It felt like it had to end this way.
Three straight years of championship losses, two straight in penalty kicks. And at the end of yet another long season, the Covenant men’s soccer team found themselves in a shootout to determine the conference champion.
The pressure was immense, the parallels to the Scots’ painful past all too evident. But as the team walked off the field after the second overtime ended, an air of excitement and confidence radiated off the team. Players were smiling, some even dancing. There was no fear, no doubt, no sense of resignation. They were ready.
And as shot after shot flew past N.C. Wesleyan’s all-conference goalkeeper, as senior Henry Hooks stopped penalty after penalty, the confidence proved itself to be well-founded and well-earned.
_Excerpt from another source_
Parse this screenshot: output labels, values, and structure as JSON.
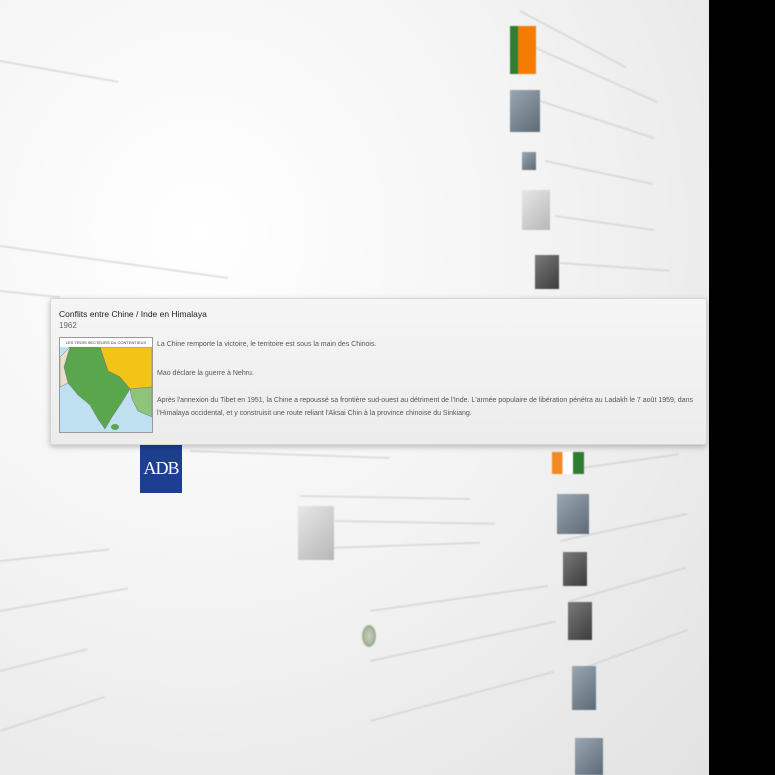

The Scots finally broke the curse that had haunted them since 2018, winning the USA South championship in dramatic style and booking a ticket to the NCAA tournament for only the second time in school history.
Now, as the dust settles from Covenant’s opening-round win over Denison University and their gut-wrenching 2-1 loss to #1 Washington & Lee in the Round of 32, the magnitude of that win can be fully appreciated. While the loss to the Generals ended both one of the longest winning streaks in Scots history and the team’s season, it proved the mettle of a team that had felt it never showed how good it had been the last few years.
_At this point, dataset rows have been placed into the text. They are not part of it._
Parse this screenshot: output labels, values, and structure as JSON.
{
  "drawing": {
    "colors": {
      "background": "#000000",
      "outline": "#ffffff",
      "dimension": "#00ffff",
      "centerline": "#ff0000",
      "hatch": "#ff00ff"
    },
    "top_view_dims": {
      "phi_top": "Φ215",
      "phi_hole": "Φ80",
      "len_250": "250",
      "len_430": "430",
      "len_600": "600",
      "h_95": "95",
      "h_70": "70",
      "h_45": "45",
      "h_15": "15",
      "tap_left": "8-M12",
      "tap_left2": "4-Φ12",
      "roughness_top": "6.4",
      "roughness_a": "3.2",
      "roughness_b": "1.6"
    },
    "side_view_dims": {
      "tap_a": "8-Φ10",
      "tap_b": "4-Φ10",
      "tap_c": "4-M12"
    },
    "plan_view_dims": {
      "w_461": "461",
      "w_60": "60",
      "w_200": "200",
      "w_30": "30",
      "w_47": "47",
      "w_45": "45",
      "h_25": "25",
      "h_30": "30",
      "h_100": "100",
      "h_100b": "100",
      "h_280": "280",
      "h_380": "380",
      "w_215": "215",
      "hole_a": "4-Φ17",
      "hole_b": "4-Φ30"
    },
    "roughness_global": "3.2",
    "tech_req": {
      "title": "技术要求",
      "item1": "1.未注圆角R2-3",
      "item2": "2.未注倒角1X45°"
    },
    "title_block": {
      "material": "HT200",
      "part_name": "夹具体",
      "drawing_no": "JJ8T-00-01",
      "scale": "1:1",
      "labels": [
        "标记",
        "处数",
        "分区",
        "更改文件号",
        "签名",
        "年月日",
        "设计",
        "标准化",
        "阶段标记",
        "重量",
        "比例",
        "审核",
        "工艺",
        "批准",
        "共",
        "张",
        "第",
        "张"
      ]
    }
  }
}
Super-seniors Jake Major and Parker Owen came back for a fifth year attempting to finally break the glass ceiling that had been left untouched by the classes before them. Owen buried the first penalty of the shootout and scored the winning goal against Denison, while Major scored the lone Scots goal against the best team in the country, as well as two in the semifinal win over William Peace.
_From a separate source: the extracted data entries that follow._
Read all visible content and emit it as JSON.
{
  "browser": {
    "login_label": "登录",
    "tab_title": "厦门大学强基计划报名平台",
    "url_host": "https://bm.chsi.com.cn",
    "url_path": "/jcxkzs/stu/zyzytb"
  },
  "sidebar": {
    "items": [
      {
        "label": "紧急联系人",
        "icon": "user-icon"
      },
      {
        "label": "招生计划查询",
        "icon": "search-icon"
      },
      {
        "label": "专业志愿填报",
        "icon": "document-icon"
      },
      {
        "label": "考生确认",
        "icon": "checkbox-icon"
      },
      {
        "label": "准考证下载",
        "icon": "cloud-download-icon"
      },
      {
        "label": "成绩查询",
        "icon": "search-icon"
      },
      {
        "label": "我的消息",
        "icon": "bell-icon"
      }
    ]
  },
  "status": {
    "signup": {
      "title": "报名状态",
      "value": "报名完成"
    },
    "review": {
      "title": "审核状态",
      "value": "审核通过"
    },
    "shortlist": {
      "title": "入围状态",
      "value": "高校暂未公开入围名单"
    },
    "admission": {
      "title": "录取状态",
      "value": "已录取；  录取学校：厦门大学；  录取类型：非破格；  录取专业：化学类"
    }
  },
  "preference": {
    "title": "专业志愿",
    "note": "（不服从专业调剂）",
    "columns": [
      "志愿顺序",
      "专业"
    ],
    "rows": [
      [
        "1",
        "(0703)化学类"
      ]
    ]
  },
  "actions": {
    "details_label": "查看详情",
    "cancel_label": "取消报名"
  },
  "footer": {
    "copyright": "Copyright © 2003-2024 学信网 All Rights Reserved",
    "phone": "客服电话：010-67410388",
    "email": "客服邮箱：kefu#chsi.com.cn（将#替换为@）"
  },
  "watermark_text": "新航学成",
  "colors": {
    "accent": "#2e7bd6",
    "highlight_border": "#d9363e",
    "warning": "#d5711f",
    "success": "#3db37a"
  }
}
The senior class of this team had gone to the conference championship every year they had played, and they had fallen short every time. This year they went above and beyond, becoming the first Covenant soccer team to win a national tournament game and the second Covenant program to achieve that feat.
Even the players that hadn’t experienced the full weight of the drought stepped up when they had the chance. Junior Jay Patterson and sophomore Kade Theunissen drove home their penalty kicks with hardly a doubt, while huge performances from freshman Parker Rody and junior Will Kenas helped lift the Scots through their tournament games.
This tournament performance felt like a high watermark for the Covenant program’s recent history. To push the top-ranked team in the nation to the last kick of the game is no small feat, and the aforementioned win over Denison secured the team their best finish since Covenant’s move to Division III. This team will forever be noted for that progress and their efforts in the national tournament.
But nothing could top that feeling on a cold Saturday evening in Raleigh, NC, when the three years of heartbreak were exorcised in the only way they could have ever been: from the penalty spot.